It’s still that time of year, as many American continue their recovery from the traumas associated with Tax Day. What makes recovery doubly infuriating is that each year some liberal pundit or other will subject us to a lecture about how grateful we should be for the opportunity to pay our taxes. This year we received a two-fer: both Washington Post columnist E.J. Dionne Jr. and the Des Moines Register editorial board. With some variation, the lectures usually adhere to the following template:
1. Distort the position of conservatives.
According to the Register:
Victorious U.S. forces are turning their attention to creating a new government in Iraq.
Hey, wait a minute. Why bother?
What does Iraq need with a government? As Ronald Reagan famously said, “Government is not the answer to your problem. Government is the problem.”
Government is evil. Iraq would be better off without one.
No, we’re in favor low taxes and limited government. Our argument isn’t with the existence of government; it’s with the size. Government currently does way too much and, as a result, the tax burden is too high.
2. Indulge in a pathetic reductio ad absurdum.
Again, the Register:
If tax cuts are good for the economy, it follows that having no taxes would be even better.
That’s like saying since losing weight is good, being anorexic is great. Just as individuals have an ideal weight, government can impose an ideal tax burden. Currently, though, government is bloated and needs to be put on a diet of tax cuts.
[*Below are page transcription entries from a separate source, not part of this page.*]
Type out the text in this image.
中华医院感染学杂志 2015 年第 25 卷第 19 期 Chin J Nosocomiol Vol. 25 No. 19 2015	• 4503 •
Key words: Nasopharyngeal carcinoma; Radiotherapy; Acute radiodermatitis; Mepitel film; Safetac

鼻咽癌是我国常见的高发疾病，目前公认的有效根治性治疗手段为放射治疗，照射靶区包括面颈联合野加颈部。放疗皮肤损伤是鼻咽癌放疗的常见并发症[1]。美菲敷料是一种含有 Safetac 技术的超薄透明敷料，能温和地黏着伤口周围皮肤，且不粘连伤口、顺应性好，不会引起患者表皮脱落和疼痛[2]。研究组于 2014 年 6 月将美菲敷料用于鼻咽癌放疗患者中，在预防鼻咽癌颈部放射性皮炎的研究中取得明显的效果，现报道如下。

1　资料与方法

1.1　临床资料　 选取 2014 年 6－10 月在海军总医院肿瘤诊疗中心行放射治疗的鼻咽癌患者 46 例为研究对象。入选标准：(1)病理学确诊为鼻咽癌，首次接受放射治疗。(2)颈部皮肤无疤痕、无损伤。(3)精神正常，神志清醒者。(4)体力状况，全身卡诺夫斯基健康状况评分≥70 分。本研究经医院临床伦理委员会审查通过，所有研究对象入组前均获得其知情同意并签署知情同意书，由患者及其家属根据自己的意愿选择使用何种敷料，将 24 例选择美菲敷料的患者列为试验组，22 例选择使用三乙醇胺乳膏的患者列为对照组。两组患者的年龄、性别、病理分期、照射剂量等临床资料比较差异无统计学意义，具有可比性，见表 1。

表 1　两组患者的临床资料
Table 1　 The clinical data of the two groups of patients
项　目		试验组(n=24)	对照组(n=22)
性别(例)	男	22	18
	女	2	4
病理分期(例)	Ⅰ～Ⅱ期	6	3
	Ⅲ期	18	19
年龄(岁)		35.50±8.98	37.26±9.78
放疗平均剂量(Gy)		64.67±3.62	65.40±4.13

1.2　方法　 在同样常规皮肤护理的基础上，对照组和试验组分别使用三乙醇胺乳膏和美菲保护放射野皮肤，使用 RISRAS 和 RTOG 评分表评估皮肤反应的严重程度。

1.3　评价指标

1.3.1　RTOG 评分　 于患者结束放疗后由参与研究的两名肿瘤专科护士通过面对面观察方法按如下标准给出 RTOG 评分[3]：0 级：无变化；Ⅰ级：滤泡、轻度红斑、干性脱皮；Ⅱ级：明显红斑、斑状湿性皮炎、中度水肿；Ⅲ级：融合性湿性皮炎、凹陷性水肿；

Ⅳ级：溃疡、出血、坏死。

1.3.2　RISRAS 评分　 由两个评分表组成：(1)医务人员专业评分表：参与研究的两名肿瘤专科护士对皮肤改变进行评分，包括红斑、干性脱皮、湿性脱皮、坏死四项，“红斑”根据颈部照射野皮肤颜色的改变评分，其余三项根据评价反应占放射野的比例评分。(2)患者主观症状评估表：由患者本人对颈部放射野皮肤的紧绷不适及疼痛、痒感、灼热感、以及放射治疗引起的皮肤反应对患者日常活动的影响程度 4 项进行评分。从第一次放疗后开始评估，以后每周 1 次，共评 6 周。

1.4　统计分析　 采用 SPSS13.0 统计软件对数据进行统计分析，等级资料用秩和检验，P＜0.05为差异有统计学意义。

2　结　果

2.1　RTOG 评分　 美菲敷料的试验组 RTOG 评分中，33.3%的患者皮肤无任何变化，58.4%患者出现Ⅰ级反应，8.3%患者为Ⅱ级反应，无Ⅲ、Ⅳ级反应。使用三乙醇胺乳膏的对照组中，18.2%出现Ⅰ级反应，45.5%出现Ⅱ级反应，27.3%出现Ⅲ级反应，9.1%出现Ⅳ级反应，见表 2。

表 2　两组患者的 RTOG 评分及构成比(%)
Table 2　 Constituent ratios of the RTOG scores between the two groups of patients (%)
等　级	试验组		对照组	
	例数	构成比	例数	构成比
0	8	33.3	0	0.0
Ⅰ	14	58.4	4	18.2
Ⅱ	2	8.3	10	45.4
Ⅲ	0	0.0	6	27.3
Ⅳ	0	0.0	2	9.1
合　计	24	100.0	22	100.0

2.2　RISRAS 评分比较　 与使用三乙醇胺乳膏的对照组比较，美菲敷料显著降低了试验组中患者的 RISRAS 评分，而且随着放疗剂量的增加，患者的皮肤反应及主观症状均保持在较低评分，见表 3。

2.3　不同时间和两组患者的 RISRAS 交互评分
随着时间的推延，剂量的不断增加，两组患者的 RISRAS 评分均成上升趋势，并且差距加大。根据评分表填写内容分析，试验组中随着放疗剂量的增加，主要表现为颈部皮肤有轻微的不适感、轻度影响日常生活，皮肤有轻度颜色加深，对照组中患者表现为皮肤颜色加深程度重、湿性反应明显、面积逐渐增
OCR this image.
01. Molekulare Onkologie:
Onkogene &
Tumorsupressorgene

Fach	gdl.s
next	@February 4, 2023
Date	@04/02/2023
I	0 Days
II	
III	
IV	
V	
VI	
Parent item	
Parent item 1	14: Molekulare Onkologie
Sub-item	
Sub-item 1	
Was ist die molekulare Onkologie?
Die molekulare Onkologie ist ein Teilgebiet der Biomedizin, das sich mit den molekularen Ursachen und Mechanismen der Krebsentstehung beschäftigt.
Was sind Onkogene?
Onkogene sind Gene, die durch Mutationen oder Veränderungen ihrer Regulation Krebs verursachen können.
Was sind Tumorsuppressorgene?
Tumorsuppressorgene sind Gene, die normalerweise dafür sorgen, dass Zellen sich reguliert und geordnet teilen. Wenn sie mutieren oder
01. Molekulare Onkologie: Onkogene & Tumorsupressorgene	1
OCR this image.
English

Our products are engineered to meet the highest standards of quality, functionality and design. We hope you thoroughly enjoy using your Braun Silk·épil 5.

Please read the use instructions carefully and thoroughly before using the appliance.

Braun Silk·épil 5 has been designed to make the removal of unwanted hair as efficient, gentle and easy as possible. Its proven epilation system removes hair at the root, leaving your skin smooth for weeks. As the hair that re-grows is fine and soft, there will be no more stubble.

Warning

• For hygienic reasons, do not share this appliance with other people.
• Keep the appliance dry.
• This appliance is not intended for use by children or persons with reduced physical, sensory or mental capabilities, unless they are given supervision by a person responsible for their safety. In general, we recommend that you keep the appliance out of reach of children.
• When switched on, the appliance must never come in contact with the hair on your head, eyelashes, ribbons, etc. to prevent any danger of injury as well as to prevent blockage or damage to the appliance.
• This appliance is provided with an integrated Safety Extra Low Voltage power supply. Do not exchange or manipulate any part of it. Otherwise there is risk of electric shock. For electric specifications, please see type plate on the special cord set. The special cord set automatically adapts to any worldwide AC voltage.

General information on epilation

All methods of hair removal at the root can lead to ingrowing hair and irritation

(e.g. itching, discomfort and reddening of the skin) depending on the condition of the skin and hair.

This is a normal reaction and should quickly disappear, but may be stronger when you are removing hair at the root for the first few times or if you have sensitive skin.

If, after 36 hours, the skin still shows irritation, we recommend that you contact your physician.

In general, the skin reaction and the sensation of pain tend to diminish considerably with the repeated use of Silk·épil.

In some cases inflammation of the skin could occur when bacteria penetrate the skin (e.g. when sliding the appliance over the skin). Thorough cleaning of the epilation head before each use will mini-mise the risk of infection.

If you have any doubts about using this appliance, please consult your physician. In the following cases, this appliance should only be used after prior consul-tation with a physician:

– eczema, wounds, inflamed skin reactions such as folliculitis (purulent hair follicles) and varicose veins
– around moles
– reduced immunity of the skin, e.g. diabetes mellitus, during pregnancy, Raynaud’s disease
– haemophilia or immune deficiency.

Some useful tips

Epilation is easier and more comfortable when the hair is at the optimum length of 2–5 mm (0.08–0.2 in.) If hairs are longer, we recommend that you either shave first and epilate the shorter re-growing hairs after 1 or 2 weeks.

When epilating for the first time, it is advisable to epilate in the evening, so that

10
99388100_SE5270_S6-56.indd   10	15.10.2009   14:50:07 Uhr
3. Give a condescending reminder of the importance of government.
According to Dionne:
At this time of year, I am tempted to pick out the two dozen loudest anti-tax propagandists and send them a copy of one of the most important volumes of the last decade. In “The Cost of Rights: Why Liberty Depends on Taxes,” published in 1999, law professors Stephen Holmes and Cass Sunstein do a brilliant demolition job on the idea that taxes are inimical to freedom.
Holmes and Sunstein are not Marxists. They vigorously defend property rights and the value of a society that “encourages personal initiative, social cooperation and self-improvement.” But they also note that public programs commonly described as “redistributive” are essential to the social stability on which property owners depend. Welfare rights, they argue, “compensate the indigent for receiving less value than the rich from the rights ostensibly guaranteed equally to all Americans.” And, especially in the case of education, government expenditures promote both initiative and self-improvement.
I doubt that anyone who wrote a big check to the government in recent days will suddenly feel wonderful after contemplating how much the rights we enjoy depend on the taxes we pay. But they might at least consider that the old saw “freedom isn’t free” applies at least as much to paying taxes as it does to the other ways in which we protect and defend our liberties.
The welfare system compensates the indigent? The lesson of welfare reform appears to be that the welfare system worked to keep them indigent, preventing them from getting good “value” from their rights. Welfare is, rather, an example of government creating social instability.
More importantly, this argument is misleading because it focuses only on those government functions which are, arguably, essential. It ignores how much government we actually have. This is a link to a Louisiana State University website that provides a list of government agencies, boards, and commissions. There are more than 1,300, and that’s just the federal government! While conservatives would not argue the social benefits of a military, schools, or roads, we are on solid ground in questioning the merits of the Architectural and Transportation Barriers Compliance Board, the Dairy, Livestock and Poultry Division, or the Oak Ridge Institute for Science and Education.
This year’s version of lecture had an addition to the template:
4. Use Iraq as an example.
According to the Register:
Oh, maybe Iraq would need a little government. Just enough to prevent looting, keep the electricity and the water running, rebuild the roads, etc.
If you think government is useless, evil and unnecessary, ponder those pictures of looters in Iraq ransacking homes, hotels, even hospitals. Feel for that sobbing official of the National Museum of Antiquities, aghast at the destruction of irreplaceable historical artifacts by an angry mob.
It’s telling that one of the first things some liberals see when they look at Iraq is a reason to pay our taxes. One might look at the secret police, the torture chambers, and the imprisoned children in Iraq and see a powerful warning about the tyrannical potential of government. One might even consider ways to limit its power. But not, apparently, liberals still wedded to the idea of government as a tool to cure all of society’s ills.
Now that April 15, 2003, has passed it will be nearly a year before most Americans have to worry about paying their taxes again. It will, fortunately, also be a year before we have to endure another liberal lecture about how we should be happy about paying taxes.